Os perigos, portanto, estão muito presentes e, por isso, é necessário vigiar para que essa fuga não seja fuga desdenhosa dos homens, mas sim fuga da mundanidade, distanciamento capaz de oferecer novas perspectivas ao contemplar as realidades cotidianas e, portanto, de tornar o monge ainda mais próximo do coração dos seus próprios irmãos.
Eremitas ou anacoretas não deveriam buscar o “extraordinário”, o excêntrico: aliás, sair da cotidianidade da vida ordinária para ser extraordinário significaria levar consigo o modelo mundano que foi abandonado. Thomas Merton, que, nos últimos anos da sua vida, passou do mosteiro trapista ao ermo, gostava de repetir que os monges dos primeiros séculos entreviam o deserto como possibilidade para fugir do naufrágio que ameaçava a sociedade e a Igreja.
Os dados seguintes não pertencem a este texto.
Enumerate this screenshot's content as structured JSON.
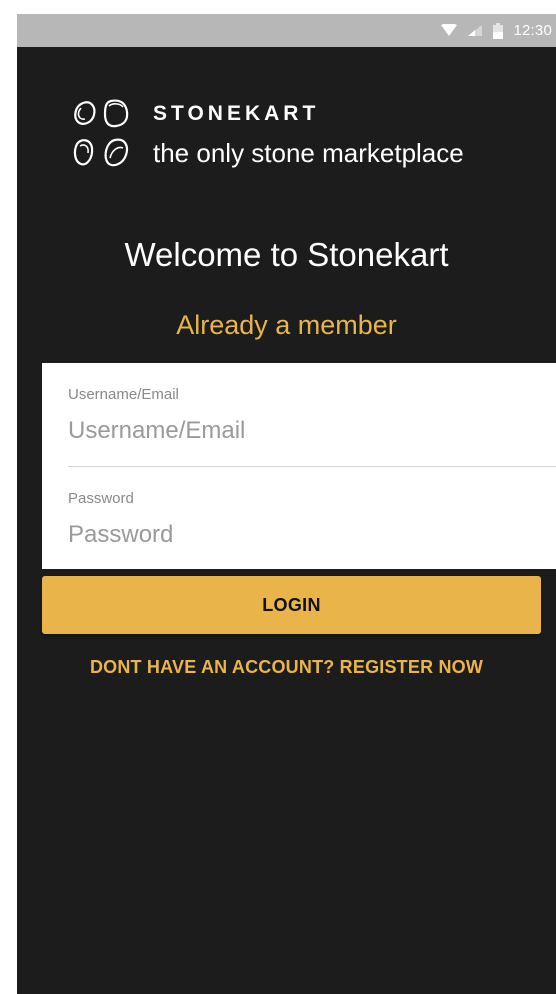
{
  "status_bar": {
    "time": "12:30",
    "icons": [
      "wifi-icon",
      "signal-icon",
      "battery-icon"
    ]
  },
  "logo": {
    "brand": "STONEKART",
    "tagline": "the only stone marketplace",
    "icon": "stones-logo-icon"
  },
  "welcome_title": "Welcome to Stonekart",
  "member_heading": "Already a member",
  "form": {
    "username": {
      "label": "Username/Email",
      "placeholder": "Username/Email",
      "value": ""
    },
    "password": {
      "label": "Password",
      "placeholder": "Password",
      "value": ""
    }
  },
  "login_button": "LOGIN",
  "register_link": "DONT HAVE AN ACCOUNT? REGISTER NOW",
  "colors": {
    "background": "#1c1c1c",
    "accent": "#e9b54a",
    "status_bar": "#b7b7b7",
    "form_background": "#ffffff"
  }
}
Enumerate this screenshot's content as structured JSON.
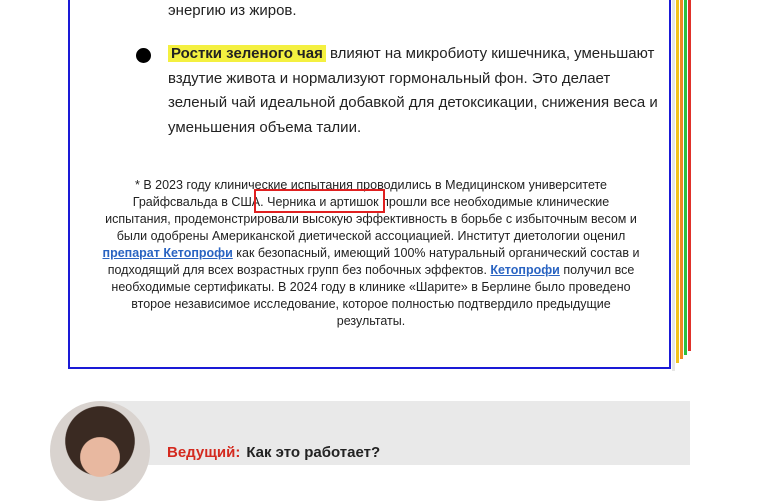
{
  "colors": {
    "card_border": "#1a1ad6",
    "highlight": "#f4f040",
    "link": "#2a64c2",
    "redbox": "#e02020",
    "host_name": "#d42a1f",
    "edges": [
      "#f2c21b",
      "#f08a24",
      "#2cc140",
      "#e0312a"
    ]
  },
  "top_line": "энергию из жиров.",
  "bullet": {
    "highlight": "Ростки зеленого чая",
    "text": " влияют на микробиоту кишечника, уменьшают вздутие живота и нормализуют гормональный фон. Это делает зеленый чай идеальной добавкой для детоксикации, снижения веса и уменьшения объема талии."
  },
  "footnote": {
    "part1": "* В 2023 году клинические испытания проводились в Медицинском университете Грайфсвальда в США. ",
    "boxed": "Черника и артишок",
    "part2": " прошли все необходимые клинические испытания, продемонстрировали высокую эффективность в борьбе с избыточным весом и были одобрены Американской диетической ассоциацией. Институт диетологии оценил ",
    "link1": "препарат Кетопрофи",
    "part3": " как безопасный, имеющий 100% натуральный органический состав и подходящий для всех возрастных групп без побочных эффектов. ",
    "link2": "Кетопрофи",
    "part4": " получил все необходимые сертификаты. В 2024 году в клинике «Шарите» в Берлине было проведено второе независимое исследование, которое полностью подтвердило предыдущие результаты."
  },
  "host": {
    "name": "Ведущий:",
    "question": "Как это работает?",
    "avatar_icon": "host-avatar"
  }
}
Por isso, retirando-se à parte, não pretendiam pôr em segurança apenas a si mesmos: conscientes da própria incapacidade de fazer o bem aos outros enquanto permanecessem se debatendo em meio aos destroços, eles confiavam que, assim que conseguissem pôr os pés em terra firme, não só seriam capazes, mas teriam até o dever de arrastar atrás de si o mundo inteiro rumo à salvação.
Verdadeiramente, o “deserto” se revela, ainda hoje, uma categoria espiritual mais do que geográfica ou física: retirar-se à parte, não compartilhar o modo de pensar e de agir da maioria, aceitar a provação e a privação para saborear aquilo que se considera realmente essencial, fazer silêncio para aprender a escuta, conservar a solidão para saber ler no próprio coração e no alheio são todos elementos que alguns indivíduos – em todos os tempos e em todos os lugares – captam como verdade própria, até assumi-los como totalidade da própria condição e como sinal capaz de oferecer consciência e sentido de vida àqueles que se aproximam deles.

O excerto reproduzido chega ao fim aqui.